Мы жили в Керках в красном уголке туркменского кавполка. Вчерашние чабаны по утрам занимались вольтижировкой. Оркестр из бывших дудукчи учился выдувать легкими военные марши. По вечерам, на досуге, любители песен собирались в кружки и, позванивая шпорами, вспоминали жалобно-восторженные тысячелетние песни своих аулов, — и песни эти звучали, помимо воли певцов, бодро, как частушки, и жалобность их только выигрывала от легкомысленного аккомпанемента шпор. В казармах учат многому. Туркмен-красноармеец не похож на сельчанина. Разница между укладом жизни в кочевье и казарме так велика, что туркмен-красноармеец выглядит какою-то новою особью или представителем особого племени.
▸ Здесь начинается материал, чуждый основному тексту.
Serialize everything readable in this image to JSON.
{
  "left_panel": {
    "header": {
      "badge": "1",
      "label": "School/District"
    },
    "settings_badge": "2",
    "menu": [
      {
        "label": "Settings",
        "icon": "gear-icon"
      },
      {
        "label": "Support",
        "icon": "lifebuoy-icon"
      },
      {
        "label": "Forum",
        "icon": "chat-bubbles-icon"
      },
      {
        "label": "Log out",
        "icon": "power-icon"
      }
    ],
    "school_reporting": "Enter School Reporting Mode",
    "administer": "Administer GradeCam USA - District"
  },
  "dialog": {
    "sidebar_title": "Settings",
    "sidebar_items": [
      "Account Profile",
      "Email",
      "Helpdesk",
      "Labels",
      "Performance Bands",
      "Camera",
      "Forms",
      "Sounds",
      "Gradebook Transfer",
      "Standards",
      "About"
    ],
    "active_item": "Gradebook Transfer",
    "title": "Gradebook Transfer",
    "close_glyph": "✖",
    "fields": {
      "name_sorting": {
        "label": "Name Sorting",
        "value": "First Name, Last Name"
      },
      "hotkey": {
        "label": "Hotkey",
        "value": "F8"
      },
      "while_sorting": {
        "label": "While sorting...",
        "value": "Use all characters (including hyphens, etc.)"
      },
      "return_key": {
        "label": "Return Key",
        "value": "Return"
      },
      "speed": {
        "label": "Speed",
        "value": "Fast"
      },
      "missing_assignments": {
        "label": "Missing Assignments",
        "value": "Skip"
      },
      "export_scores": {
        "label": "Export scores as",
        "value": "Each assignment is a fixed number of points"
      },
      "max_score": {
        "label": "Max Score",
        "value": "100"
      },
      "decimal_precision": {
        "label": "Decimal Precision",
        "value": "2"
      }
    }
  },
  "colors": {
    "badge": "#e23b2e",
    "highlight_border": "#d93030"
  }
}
Гимнастика, которой он занимается впервые в жизни, регулярная пища, здоровый быт, первые гигиенические привычки — все это вырабатывает из него человека другой речи, иных повадок, даже иной манеры говорить. Я уже не говорю о такой мелочи, что он возвращается домой советски-грамотным человеком. В Туркменской ССР не была до сих пор обязательной воинская повинность, но явка добровольцев достигала трехсот процентов. Кадры будущей Туркмении создаются в красной казарме, но и их недостаточно. Работникам туркменских аулов нужна живая и свежая консультация, школам — рассказчики о СССР, полям — сезонники, экспедициям — крепко сколоченные характеры…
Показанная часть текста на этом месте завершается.